Evaluation of network-guided random forest for disease gene discovery
Jianchang Hu, Silke Szymczak
TL;DR
This study investigates incorporating external gene-network information into random forest training via drift-diffusion-based sampling probabilities to improve disease gene discovery. The network-guided RF uses a directed random walk on the gene network to obtain an equilibrium import distribution pi^*, which biases predictor selection during tree construction; marginal association signals are also integrated in variants like Network-P and Network-Q. Across extensive simulations, network guidance seldom improves overall disease prediction, but it enhances recovery of disease genes when they form modules, while risking spurious hub-driven selections when no real association exists. Validation on TCGA breast cancer PR datasets suggests network-guided RF can reveal genes from PR-related pathways and strengthen module connectivity, though performance depends on network priors and thresholding in gene selection. Overall, the work highlights the potential of network-informed RF for disease-module discovery, while calling for automated, robust variable-selection procedures and broader comparative analyses with alternative network integration strategies.
Abstract
Gene network information is believed to be beneficial for disease module and pathway identification, but has not been explicitly utilized in the standard random forest (RF) algorithm for gene expression data analysis.

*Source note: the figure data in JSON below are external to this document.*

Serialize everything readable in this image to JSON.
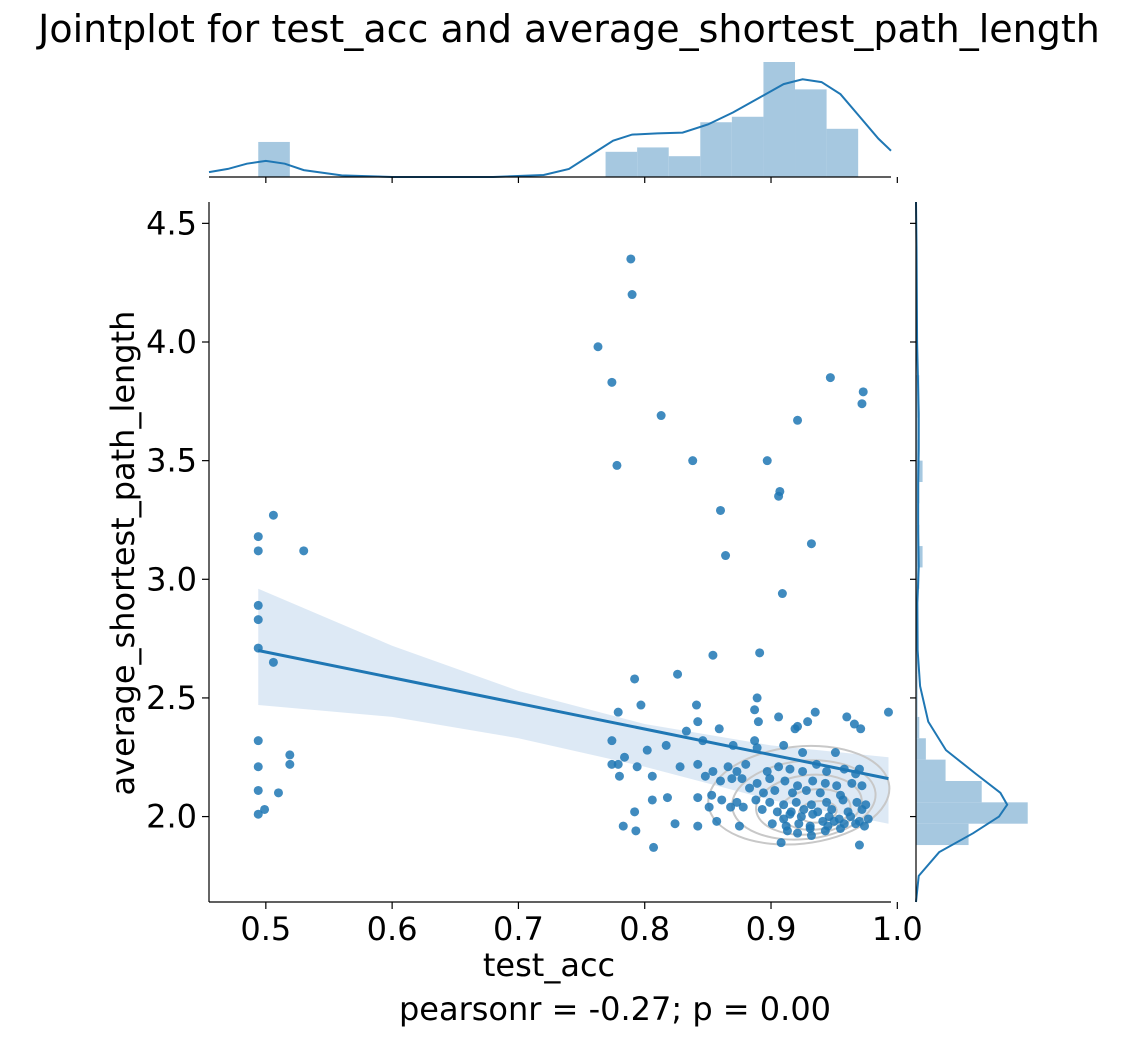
{
  "chart_data": {
    "type": "scatter",
    "title": "Jointplot for test_acc and average_shortest_path_length",
    "xlabel": "test_acc",
    "ylabel": "average_shortest_path_length",
    "annotation": "pearsonr = -0.27; p = 0.00",
    "xlim": [
      0.455,
      0.995
    ],
    "ylim": [
      1.64,
      4.59
    ],
    "x_ticks": [
      "0.5",
      "0.6",
      "0.7",
      "0.8",
      "0.9",
      "1.0"
    ],
    "y_ticks": [
      "2.0",
      "2.5",
      "3.0",
      "3.5",
      "4.0",
      "4.5"
    ],
    "grid": false,
    "colors": {
      "points": "#1f77b4",
      "regression_line": "#1f77b4",
      "confidence_band": "#c6dbef",
      "marginal_bars": "#a6c8e0",
      "marginal_kde": "#1f77b4",
      "contours": "#c8c8c8"
    },
    "series": [
      {
        "type": "scatter",
        "points": [
          [
            0.494,
            3.18
          ],
          [
            0.494,
            3.12
          ],
          [
            0.494,
            2.89
          ],
          [
            0.494,
            2.83
          ],
          [
            0.494,
            2.71
          ],
          [
            0.494,
            2.32
          ],
          [
            0.494,
            2.21
          ],
          [
            0.494,
            2.11
          ],
          [
            0.494,
            2.01
          ],
          [
            0.499,
            2.03
          ],
          [
            0.506,
            3.27
          ],
          [
            0.506,
            2.65
          ],
          [
            0.51,
            2.1
          ],
          [
            0.519,
            2.26
          ],
          [
            0.519,
            2.22
          ],
          [
            0.53,
            3.12
          ],
          [
            0.789,
            4.35
          ],
          [
            0.79,
            4.2
          ],
          [
            0.763,
            3.98
          ],
          [
            0.774,
            3.83
          ],
          [
            0.778,
            3.48
          ],
          [
            0.813,
            3.69
          ],
          [
            0.838,
            3.5
          ],
          [
            0.86,
            3.29
          ],
          [
            0.864,
            3.1
          ],
          [
            0.897,
            3.5
          ],
          [
            0.907,
            3.37
          ],
          [
            0.906,
            3.35
          ],
          [
            0.909,
            2.94
          ],
          [
            0.921,
            3.67
          ],
          [
            0.932,
            3.15
          ],
          [
            0.947,
            3.85
          ],
          [
            0.973,
            3.79
          ],
          [
            0.972,
            3.74
          ],
          [
            0.826,
            2.6
          ],
          [
            0.854,
            2.68
          ],
          [
            0.891,
            2.69
          ],
          [
            0.792,
            2.58
          ],
          [
            0.797,
            2.47
          ],
          [
            0.779,
            2.44
          ],
          [
            0.841,
            2.47
          ],
          [
            0.889,
            2.5
          ],
          [
            0.887,
            2.45
          ],
          [
            0.935,
            2.44
          ],
          [
            0.993,
            2.44
          ],
          [
            0.96,
            2.42
          ],
          [
            0.906,
            2.42
          ],
          [
            0.929,
            2.4
          ],
          [
            0.966,
            2.39
          ],
          [
            0.971,
            2.37
          ],
          [
            0.921,
            2.38
          ],
          [
            0.919,
            2.37
          ],
          [
            0.89,
            2.4
          ],
          [
            0.859,
            2.37
          ],
          [
            0.842,
            2.4
          ],
          [
            0.833,
            2.36
          ],
          [
            0.774,
            2.32
          ],
          [
            0.817,
            2.3
          ],
          [
            0.846,
            2.32
          ],
          [
            0.87,
            2.3
          ],
          [
            0.887,
            2.32
          ],
          [
            0.889,
            2.29
          ],
          [
            0.91,
            2.3
          ],
          [
            0.925,
            2.27
          ],
          [
            0.951,
            2.27
          ],
          [
            0.802,
            2.28
          ],
          [
            0.784,
            2.25
          ],
          [
            0.774,
            2.22
          ],
          [
            0.779,
            2.22
          ],
          [
            0.794,
            2.21
          ],
          [
            0.828,
            2.21
          ],
          [
            0.842,
            2.22
          ],
          [
            0.854,
            2.19
          ],
          [
            0.866,
            2.21
          ],
          [
            0.873,
            2.19
          ],
          [
            0.88,
            2.22
          ],
          [
            0.897,
            2.19
          ],
          [
            0.906,
            2.21
          ],
          [
            0.915,
            2.2
          ],
          [
            0.925,
            2.19
          ],
          [
            0.936,
            2.22
          ],
          [
            0.944,
            2.19
          ],
          [
            0.958,
            2.2
          ],
          [
            0.967,
            2.18
          ],
          [
            0.97,
            2.2
          ],
          [
            0.78,
            2.17
          ],
          [
            0.806,
            2.17
          ],
          [
            0.848,
            2.17
          ],
          [
            0.86,
            2.15
          ],
          [
            0.869,
            2.16
          ],
          [
            0.877,
            2.16
          ],
          [
            0.889,
            2.14
          ],
          [
            0.899,
            2.16
          ],
          [
            0.911,
            2.15
          ],
          [
            0.921,
            2.13
          ],
          [
            0.933,
            2.15
          ],
          [
            0.943,
            2.14
          ],
          [
            0.952,
            2.13
          ],
          [
            0.964,
            2.14
          ],
          [
            0.972,
            2.13
          ],
          [
            0.883,
            2.12
          ],
          [
            0.894,
            2.1
          ],
          [
            0.903,
            2.11
          ],
          [
            0.917,
            2.1
          ],
          [
            0.928,
            2.11
          ],
          [
            0.939,
            2.1
          ],
          [
            0.955,
            2.09
          ],
          [
            0.842,
            2.08
          ],
          [
            0.818,
            2.08
          ],
          [
            0.806,
            2.07
          ],
          [
            0.853,
            2.09
          ],
          [
            0.861,
            2.07
          ],
          [
            0.873,
            2.06
          ],
          [
            0.888,
            2.07
          ],
          [
            0.899,
            2.06
          ],
          [
            0.91,
            2.05
          ],
          [
            0.92,
            2.06
          ],
          [
            0.932,
            2.05
          ],
          [
            0.944,
            2.06
          ],
          [
            0.957,
            2.07
          ],
          [
            0.968,
            2.06
          ],
          [
            0.975,
            2.05
          ],
          [
            0.851,
            2.04
          ],
          [
            0.868,
            2.04
          ],
          [
            0.878,
            2.04
          ],
          [
            0.893,
            2.03
          ],
          [
            0.905,
            2.02
          ],
          [
            0.916,
            2.02
          ],
          [
            0.926,
            2.03
          ],
          [
            0.937,
            2.02
          ],
          [
            0.948,
            2.03
          ],
          [
            0.961,
            2.02
          ],
          [
            0.972,
            2.03
          ],
          [
            0.792,
            2.02
          ],
          [
            0.915,
            2.01
          ],
          [
            0.924,
            2.0
          ],
          [
            0.933,
            2.01
          ],
          [
            0.946,
            2.0
          ],
          [
            0.954,
            1.99
          ],
          [
            0.963,
            2.0
          ],
          [
            0.977,
            1.99
          ],
          [
            0.857,
            1.98
          ],
          [
            0.91,
            1.99
          ],
          [
            0.941,
            1.98
          ],
          [
            0.95,
            1.98
          ],
          [
            0.958,
            1.97
          ],
          [
            0.97,
            1.98
          ],
          [
            0.824,
            1.97
          ],
          [
            0.842,
            1.96
          ],
          [
            0.875,
            1.96
          ],
          [
            0.901,
            1.97
          ],
          [
            0.912,
            1.96
          ],
          [
            0.922,
            1.97
          ],
          [
            0.931,
            1.96
          ],
          [
            0.945,
            1.96
          ],
          [
            0.967,
            1.97
          ],
          [
            0.974,
            1.96
          ],
          [
            0.783,
            1.96
          ],
          [
            0.793,
            1.94
          ],
          [
            0.913,
            1.94
          ],
          [
            0.921,
            1.93
          ],
          [
            0.931,
            1.95
          ],
          [
            0.932,
            1.92
          ],
          [
            0.943,
            1.94
          ],
          [
            0.955,
            1.95
          ],
          [
            0.908,
            1.89
          ],
          [
            0.97,
            1.88
          ],
          [
            0.807,
            1.87
          ]
        ]
      },
      {
        "type": "regression_line",
        "points": [
          [
            0.494,
            2.7
          ],
          [
            0.993,
            2.16
          ]
        ]
      },
      {
        "type": "confidence_band",
        "upper": [
          [
            0.494,
            2.96
          ],
          [
            0.6,
            2.72
          ],
          [
            0.7,
            2.53
          ],
          [
            0.8,
            2.39
          ],
          [
            0.9,
            2.3
          ],
          [
            0.993,
            2.25
          ]
        ],
        "lower": [
          [
            0.494,
            2.47
          ],
          [
            0.6,
            2.42
          ],
          [
            0.7,
            2.33
          ],
          [
            0.8,
            2.21
          ],
          [
            0.9,
            2.07
          ],
          [
            0.993,
            1.97
          ]
        ]
      },
      {
        "type": "kde_contours",
        "ellipses": [
          {
            "cx": 0.937,
            "cy": 2.02,
            "rx": 0.015,
            "ry": 0.045
          },
          {
            "cx": 0.935,
            "cy": 2.03,
            "rx": 0.028,
            "ry": 0.085
          },
          {
            "cx": 0.93,
            "cy": 2.05,
            "rx": 0.042,
            "ry": 0.125
          },
          {
            "cx": 0.926,
            "cy": 2.07,
            "rx": 0.057,
            "ry": 0.165
          },
          {
            "cx": 0.922,
            "cy": 2.09,
            "rx": 0.072,
            "ry": 0.205
          }
        ]
      }
    ],
    "x_marginal_hist": {
      "bin_edges": [
        0.494,
        0.519,
        0.544,
        0.569,
        0.594,
        0.619,
        0.644,
        0.669,
        0.694,
        0.719,
        0.744,
        0.769,
        0.794,
        0.819,
        0.844,
        0.869,
        0.894,
        0.919,
        0.944,
        0.969,
        0.994
      ],
      "heights": [
        3.2,
        0,
        0,
        0,
        0,
        0,
        0,
        0,
        0,
        0,
        0,
        2.3,
        2.7,
        1.9,
        5.0,
        5.5,
        10.5,
        8.0,
        4.4,
        0,
        0
      ],
      "kde": [
        [
          0.455,
          0.12
        ],
        [
          0.47,
          0.2
        ],
        [
          0.485,
          0.33
        ],
        [
          0.5,
          0.4
        ],
        [
          0.515,
          0.33
        ],
        [
          0.53,
          0.17
        ],
        [
          0.56,
          0.04
        ],
        [
          0.6,
          0.0
        ],
        [
          0.68,
          0.0
        ],
        [
          0.72,
          0.05
        ],
        [
          0.74,
          0.2
        ],
        [
          0.76,
          0.6
        ],
        [
          0.775,
          0.9
        ],
        [
          0.79,
          1.05
        ],
        [
          0.81,
          1.08
        ],
        [
          0.83,
          1.1
        ],
        [
          0.85,
          1.3
        ],
        [
          0.87,
          1.6
        ],
        [
          0.89,
          1.95
        ],
        [
          0.91,
          2.3
        ],
        [
          0.925,
          2.42
        ],
        [
          0.94,
          2.35
        ],
        [
          0.955,
          2.05
        ],
        [
          0.97,
          1.5
        ],
        [
          0.985,
          0.95
        ],
        [
          0.995,
          0.65
        ]
      ]
    },
    "y_marginal_hist": {
      "bin_edges": [
        1.88,
        1.97,
        2.06,
        2.15,
        2.24,
        2.33,
        2.42,
        2.51,
        2.6,
        2.69,
        2.78,
        2.87,
        2.96,
        3.05,
        3.14,
        3.23,
        3.32,
        3.41,
        3.5,
        3.59,
        3.68,
        3.77,
        3.86
      ],
      "heights": [
        1.6,
        3.4,
        2.0,
        0.9,
        0.3,
        0.1,
        0.05,
        0.05,
        0.05,
        0.05,
        0.05,
        0.05,
        0.1,
        0.2,
        0.1,
        0.05,
        0.1,
        0.2,
        0.1,
        0.05,
        0.1,
        0.1
      ],
      "kde": [
        [
          1.64,
          0.0
        ],
        [
          1.75,
          0.1
        ],
        [
          1.85,
          0.85
        ],
        [
          1.93,
          2.1
        ],
        [
          2.0,
          3.05
        ],
        [
          2.05,
          3.35
        ],
        [
          2.1,
          3.1
        ],
        [
          2.18,
          2.2
        ],
        [
          2.28,
          1.1
        ],
        [
          2.4,
          0.45
        ],
        [
          2.55,
          0.15
        ],
        [
          2.7,
          0.06
        ],
        [
          2.9,
          0.05
        ],
        [
          3.05,
          0.1
        ],
        [
          3.2,
          0.08
        ],
        [
          3.4,
          0.08
        ],
        [
          3.55,
          0.1
        ],
        [
          3.7,
          0.1
        ],
        [
          3.85,
          0.07
        ],
        [
          4.0,
          0.04
        ],
        [
          4.2,
          0.03
        ],
        [
          4.4,
          0.02
        ],
        [
          4.59,
          0.0
        ]
      ]
    }
  }
}
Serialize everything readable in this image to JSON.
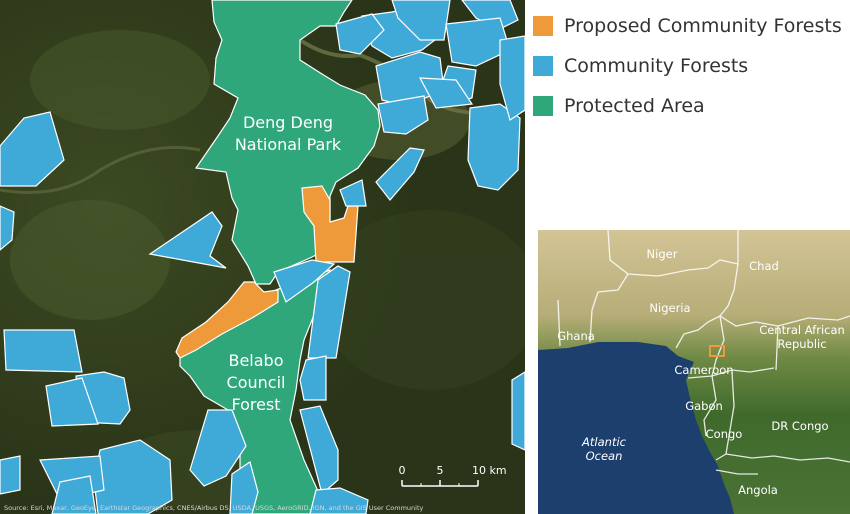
{
  "legend": {
    "items": [
      {
        "label": "Proposed Community Forests",
        "color": "#ee9a3a"
      },
      {
        "label": "Community Forests",
        "color": "#3fa9d8"
      },
      {
        "label": "Protected Area",
        "color": "#2fa77a"
      }
    ]
  },
  "main_map": {
    "labels": {
      "deng_deng_1": "Deng Deng",
      "deng_deng_2": "National Park",
      "belabo_1": "Belabo",
      "belabo_2": "Council",
      "belabo_3": "Forest"
    },
    "scale_bar": {
      "tick_0": "0",
      "tick_1": "5",
      "tick_2": "10 km"
    },
    "attribution": "Source: Esri, Maxar, GeoEye, Earthstar Geographics, CNES/Airbus DS, USDA, USGS, AeroGRID, IGN, and the GIS User Community"
  },
  "inset_map": {
    "labels": {
      "niger": "Niger",
      "chad": "Chad",
      "nigeria": "Nigeria",
      "ghana": "Ghana",
      "car_1": "Central African",
      "car_2": "Republic",
      "cameroon": "Cameroon",
      "gabon": "Gabon",
      "congo": "Congo",
      "dr_congo": "DR Congo",
      "atlantic_1": "Atlantic",
      "atlantic_2": "Ocean",
      "angola": "Angola"
    },
    "colors": {
      "land_north": "#c9b98a",
      "land_south": "#3f6a2c",
      "ocean": "#1d3f6e",
      "highlight": "#ee9a3a"
    }
  }
}
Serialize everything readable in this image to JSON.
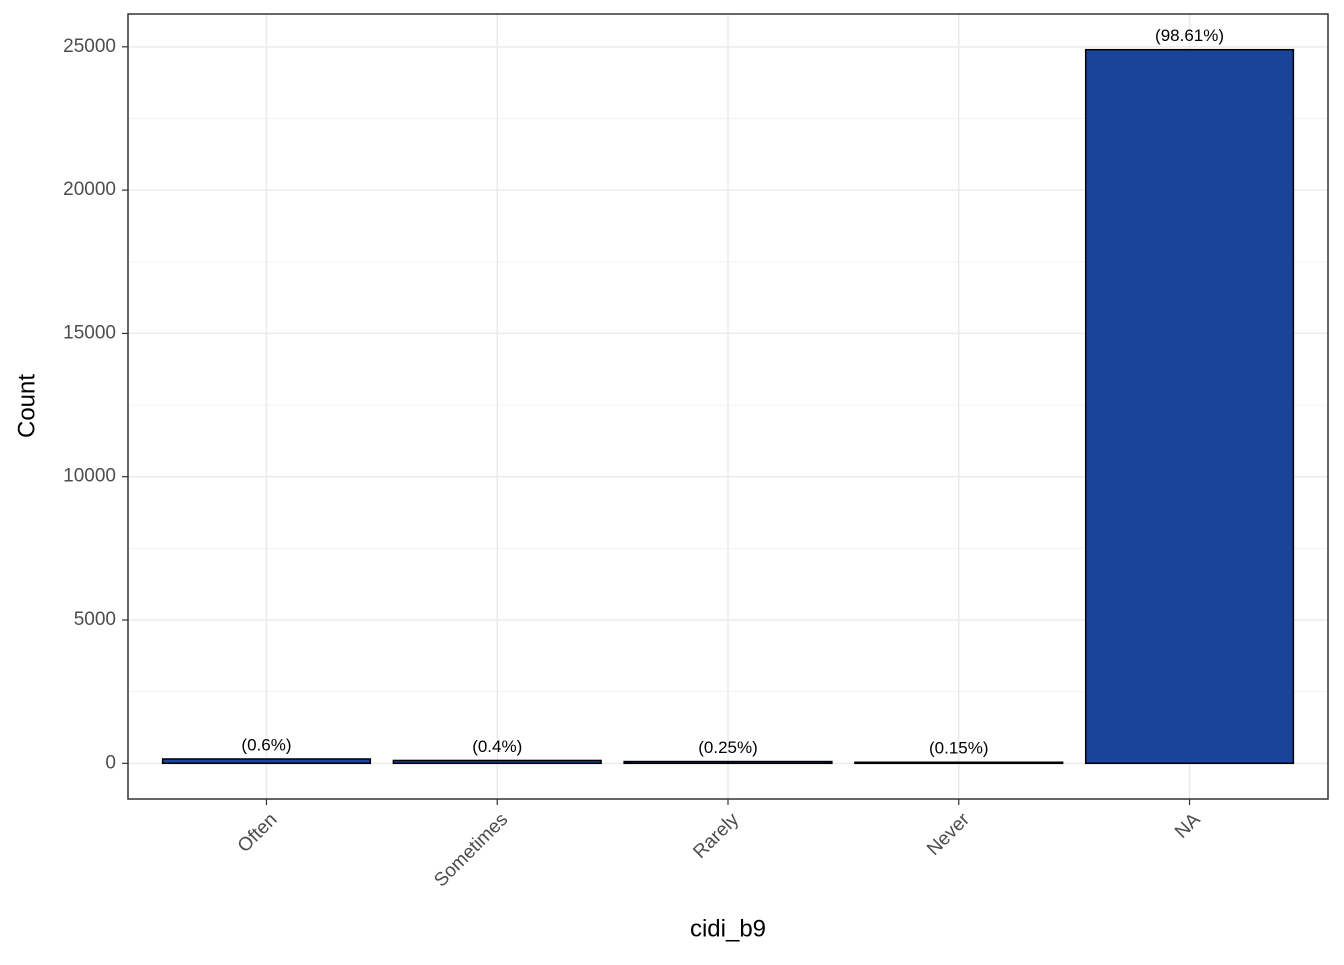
{
  "chart_data": {
    "type": "bar",
    "x_label": "cidi_b9",
    "y_label": "Count",
    "categories": [
      "Often",
      "Sometimes",
      "Rarely",
      "Never",
      "NA"
    ],
    "values": [
      151,
      100,
      62,
      37,
      24900
    ],
    "value_labels": [
      "(0.6%)",
      "(0.4%)",
      "(0.25%)",
      "(0.15%)",
      "(98.61%)"
    ],
    "color": "#1a4499",
    "ylim": [
      -1245,
      26145
    ],
    "yticks": [
      0,
      5000,
      10000,
      15000,
      20000,
      25000
    ],
    "grid": true
  }
}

We investigate the performance of a network-guided RF where the network information is summarized into a sampling probability of predictor variables which is further used in the construction of the RF. Our results suggest that network-guided RF does not provide better disease prediction than the standard RF. In terms of disease gene discovery, if disease genes form module(s), network-guided RF identifies them more accurately. In addition, when disease status is independent from genes in the given network, spurious gene selection results can occur when using network information, especially on hub genes. Our empirical analysis on two balanced microarray and RNA-Seq breast cancer datasets from The Cancer Genome Atlas (TCGA) for classification of progesterone receptor (PR) status also demonstrates that network-guided RF can identify genes from PGR-related pathways, which leads to a better connected module of identified genes.